The football concussion rates are also higher for boys because about 90 percent of concussion-causing impacts are the result of player-to-player contact, where both players have a higher chance of suffering a concussion. In other sports where player-to-player contact is less dominant, such as girls’ volleyball, only 25 percent of concussions were from player-to-player contact and over 50 percent were from player-to-surface contact.
How the media has influenced parents’ perceptions of football
Due to public awareness of the higher risk of concussion in youth football, the league has been playing defense the past few years with the media, who have painted a realistic view of the sport recently in regards to its inherent health risks. Football’s risks have been documented as dangerous, violent and almost a sure-fire way of giving your child a concussion at a young age that will ruin their future athletic abilities, careers and lifestyles.

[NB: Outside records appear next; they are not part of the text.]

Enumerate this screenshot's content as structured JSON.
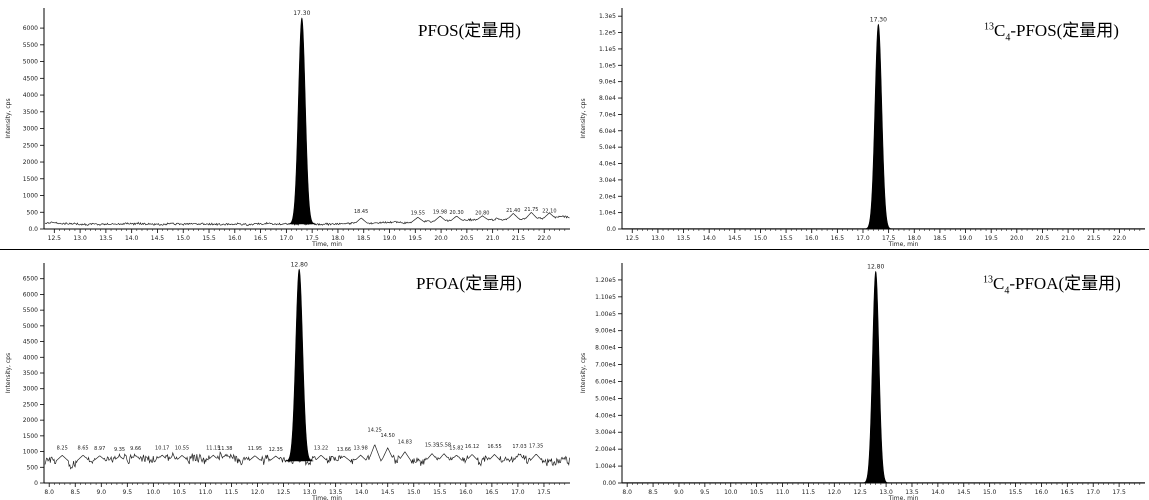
{
  "chart_data": [
    {
      "type": "line",
      "panel": "top-left",
      "title": "PFOS(定量用)",
      "xlabel": "Time, min",
      "ylabel": "Intensity, cps",
      "x_ticks": [
        "12.5",
        "13.0",
        "13.5",
        "14.0",
        "14.5",
        "15.0",
        "15.5",
        "16.0",
        "16.5",
        "17.0",
        "17.5",
        "18.0",
        "18.5",
        "19.0",
        "19.5",
        "20.0",
        "20.5",
        "21.0",
        "21.5",
        "22.0"
      ],
      "y_ticks": [
        "0.0",
        "500",
        "1000",
        "1500",
        "2000",
        "2500",
        "3000",
        "3500",
        "4000",
        "4500",
        "5000",
        "5500",
        "6000"
      ],
      "xlim": [
        12.3,
        22.5
      ],
      "ylim": [
        0,
        6600
      ],
      "peak": {
        "x": 17.3,
        "y": 6300,
        "width": 0.3,
        "label": "17.30",
        "filled": true
      },
      "baseline": 150,
      "noise_labels": [
        {
          "x": 18.45,
          "y": 420,
          "text": "18.45"
        },
        {
          "x": 19.55,
          "y": 380,
          "text": "19.55"
        },
        {
          "x": 19.98,
          "y": 410,
          "text": "19.98"
        },
        {
          "x": 20.3,
          "y": 390,
          "text": "20.30"
        },
        {
          "x": 20.8,
          "y": 370,
          "text": "20.80"
        },
        {
          "x": 21.4,
          "y": 450,
          "text": "21.40"
        },
        {
          "x": 21.75,
          "y": 480,
          "text": "21.75"
        },
        {
          "x": 22.1,
          "y": 430,
          "text": "22.10"
        }
      ]
    },
    {
      "type": "line",
      "panel": "top-right",
      "title_sup": "13",
      "title_c": "C",
      "title_sub": "4",
      "title_rest": "-PFOS(定量用)",
      "xlabel": "Time, min",
      "ylabel": "Intensity, cps",
      "x_ticks": [
        "12.5",
        "13.0",
        "13.5",
        "14.0",
        "14.5",
        "15.0",
        "15.5",
        "16.0",
        "16.5",
        "17.0",
        "17.5",
        "18.0",
        "18.5",
        "19.0",
        "19.5",
        "20.0",
        "20.5",
        "21.0",
        "21.5",
        "22.0"
      ],
      "y_ticks": [
        "0.0",
        "1.0e4",
        "2.0e4",
        "3.0e4",
        "4.0e4",
        "5.0e4",
        "6.0e4",
        "7.0e4",
        "8.0e4",
        "9.0e4",
        "1.0e5",
        "1.1e5",
        "1.2e5",
        "1.3e5"
      ],
      "xlim": [
        12.3,
        22.5
      ],
      "ylim": [
        0,
        135000
      ],
      "peak": {
        "x": 17.3,
        "y": 125000,
        "width": 0.3,
        "label": "17.30",
        "filled": true
      },
      "baseline": 0
    },
    {
      "type": "line",
      "panel": "bottom-left",
      "title": "PFOA(定量用)",
      "xlabel": "Time, min",
      "ylabel": "Intensity, cps",
      "x_ticks": [
        "8.0",
        "8.5",
        "9.0",
        "9.5",
        "10.0",
        "10.5",
        "11.0",
        "11.5",
        "12.0",
        "12.5",
        "13.0",
        "13.5",
        "14.0",
        "14.5",
        "15.0",
        "15.5",
        "16.0",
        "16.5",
        "17.0",
        "17.5"
      ],
      "y_ticks": [
        "0",
        "500",
        "1000",
        "1500",
        "2000",
        "2500",
        "3000",
        "3500",
        "4000",
        "4500",
        "5000",
        "5500",
        "6000",
        "6500"
      ],
      "xlim": [
        7.9,
        18.0
      ],
      "ylim": [
        0,
        7000
      ],
      "peak": {
        "x": 12.8,
        "y": 6800,
        "width": 0.3,
        "label": "12.80",
        "filled": true
      },
      "baseline": 700,
      "noise_labels": [
        {
          "x": 8.25,
          "y": 1000,
          "text": "8.25"
        },
        {
          "x": 8.65,
          "y": 1010,
          "text": "8.65"
        },
        {
          "x": 8.97,
          "y": 980,
          "text": "8.97"
        },
        {
          "x": 9.35,
          "y": 960,
          "text": "9.35"
        },
        {
          "x": 9.66,
          "y": 990,
          "text": "9.66"
        },
        {
          "x": 10.17,
          "y": 1010,
          "text": "10.17"
        },
        {
          "x": 10.55,
          "y": 1000,
          "text": "10.55"
        },
        {
          "x": 11.15,
          "y": 1010,
          "text": "11.15"
        },
        {
          "x": 11.38,
          "y": 990,
          "text": "11.38"
        },
        {
          "x": 11.95,
          "y": 980,
          "text": "11.95"
        },
        {
          "x": 12.35,
          "y": 960,
          "text": "12.35"
        },
        {
          "x": 13.22,
          "y": 1010,
          "text": "13.22"
        },
        {
          "x": 13.66,
          "y": 960,
          "text": "13.66"
        },
        {
          "x": 13.98,
          "y": 1010,
          "text": "13.98"
        },
        {
          "x": 14.25,
          "y": 1580,
          "text": "14.25"
        },
        {
          "x": 14.5,
          "y": 1400,
          "text": "14.50"
        },
        {
          "x": 14.83,
          "y": 1190,
          "text": "14.83"
        },
        {
          "x": 15.35,
          "y": 1090,
          "text": "15.35"
        },
        {
          "x": 15.58,
          "y": 1090,
          "text": "15.58"
        },
        {
          "x": 15.82,
          "y": 1010,
          "text": "15.82"
        },
        {
          "x": 16.12,
          "y": 1050,
          "text": "16.12"
        },
        {
          "x": 16.55,
          "y": 1050,
          "text": "16.55"
        },
        {
          "x": 17.03,
          "y": 1050,
          "text": "17.03"
        },
        {
          "x": 17.35,
          "y": 1070,
          "text": "17.35"
        }
      ]
    },
    {
      "type": "line",
      "panel": "bottom-right",
      "title_sup": "13",
      "title_c": "C",
      "title_sub": "4",
      "title_rest": "-PFOA(定量用)",
      "xlabel": "Time, min",
      "ylabel": "Intensity, cps",
      "x_ticks": [
        "8.0",
        "8.5",
        "9.0",
        "9.5",
        "10.0",
        "10.5",
        "11.0",
        "11.5",
        "12.0",
        "12.5",
        "13.0",
        "13.5",
        "14.0",
        "14.5",
        "15.0",
        "15.5",
        "16.0",
        "16.5",
        "17.0",
        "17.5"
      ],
      "y_ticks": [
        "0.00",
        "1.00e4",
        "2.00e4",
        "3.00e4",
        "4.00e4",
        "5.00e4",
        "6.00e4",
        "7.00e4",
        "8.00e4",
        "9.00e4",
        "1.00e5",
        "1.10e5",
        "1.20e5"
      ],
      "xlim": [
        7.9,
        18.0
      ],
      "ylim": [
        0,
        130000
      ],
      "peak": {
        "x": 12.8,
        "y": 125000,
        "width": 0.28,
        "label": "12.80",
        "filled": true
      },
      "baseline": 0
    }
  ]
}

Certain media outlets have portrayed football as the only sport where concussions happen, often due to the fact that most studies regarding adolescent concussions have focused on football alone rather than other sports such as hockey and lacrosse. This focus is due football’s rabid popularity in America. The fact that football is violent in nature cannot be ignored, and when you look at the fundamentals of the game, there’s bound to be risk of injury.

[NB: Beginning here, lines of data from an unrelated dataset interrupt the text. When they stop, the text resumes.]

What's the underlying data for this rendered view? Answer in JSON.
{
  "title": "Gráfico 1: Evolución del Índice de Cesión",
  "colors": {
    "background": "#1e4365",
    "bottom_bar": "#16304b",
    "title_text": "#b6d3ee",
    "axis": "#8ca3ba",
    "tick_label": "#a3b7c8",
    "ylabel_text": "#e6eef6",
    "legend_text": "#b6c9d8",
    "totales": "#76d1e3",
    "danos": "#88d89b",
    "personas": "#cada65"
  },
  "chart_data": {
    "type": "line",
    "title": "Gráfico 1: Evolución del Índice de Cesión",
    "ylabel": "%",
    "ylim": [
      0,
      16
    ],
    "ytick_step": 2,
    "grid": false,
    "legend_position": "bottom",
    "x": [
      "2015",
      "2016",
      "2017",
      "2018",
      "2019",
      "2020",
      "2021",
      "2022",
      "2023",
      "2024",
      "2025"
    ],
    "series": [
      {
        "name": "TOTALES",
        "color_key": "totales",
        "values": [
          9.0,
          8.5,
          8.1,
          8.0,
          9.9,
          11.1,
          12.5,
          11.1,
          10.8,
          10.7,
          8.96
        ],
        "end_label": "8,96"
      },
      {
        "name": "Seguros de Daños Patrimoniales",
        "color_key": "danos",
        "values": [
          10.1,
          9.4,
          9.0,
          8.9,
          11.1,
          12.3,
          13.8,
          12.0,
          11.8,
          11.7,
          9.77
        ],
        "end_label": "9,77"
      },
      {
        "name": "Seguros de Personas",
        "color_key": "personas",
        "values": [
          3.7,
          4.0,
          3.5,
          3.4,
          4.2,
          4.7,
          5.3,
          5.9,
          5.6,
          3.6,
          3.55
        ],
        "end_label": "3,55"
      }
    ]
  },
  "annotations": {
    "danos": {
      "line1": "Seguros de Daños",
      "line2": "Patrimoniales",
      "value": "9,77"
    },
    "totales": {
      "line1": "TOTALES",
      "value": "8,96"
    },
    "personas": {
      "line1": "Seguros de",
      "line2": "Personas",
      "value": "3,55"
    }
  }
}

How recent policy changes are fighting concussions
Because of the high risk of head injury in any sport, it’s important for sports leagues to set policies in place to help reduce that risk. Public Radio International, in a comprehensive study, discovered 50,000 concussions were sustained in high school soccer athletes in 2010 — more than in baseball, basketball, softball and wrestling combined.
The US Soccer Federation and The American Youth Soccer Organization have started to combat the risk of concussions by changing some of the policies in youth leagues. Effective November 2015, players ages 10 and under can no longer head the ball, and players 11–13 years old can only head in games, not practices. Fourteen-year-old players can head the ball during practice, but are limited to thirty minutes, or a maximum 15–20 headers, per week, per player.
If the players fail to play by these rules, the opposing team will be awarded a free kick.
“The changes being made to youth soccer is, essentially, changing the sport,’’ Constantine Martin, a youth soccer coach and owner of a soccer specific retail store said. “Soccer kids are growing up not learning the skill of heading the ball, but they can then put their practice efforts into more technical aspects of the game such as dribbling. Keeping the kids safe is our number one priority, and in the long-term, I believe these changes will have a positive effect.”
“I’ve seen a lot of head injuries in my time,” said youth soccer referee Gregory Watts. “Not many concussions, but we’ve had scares. Some of the kids still try to head the ball, so it’s an ongoing process to eliminate that practice so far, but the penalties help remind them to keep the ball low.”
The changes are expected to decrease the concussion rate among youth soccer players and other sports are following suit.
The USA Football organization has implemented the Heads Up program to combat the concussion issue. The program requires its coaches to become certified in teaching proper tackling techniques as well as learning how to quickly spot concussion symptoms. Certifying the coaches attempts to ensure that the kids are using the correct playing techniques as well as keeping hydrated and making sure the equipment is being worn properly, which are all ways to help reduce serious head injuries.
Overall, having a better understanding of concussions including risk factors, effects and injury rates can help drive additional policy changes to help reduce these types of injuries and lessen the overall risk of concussions in youth football and all other sports.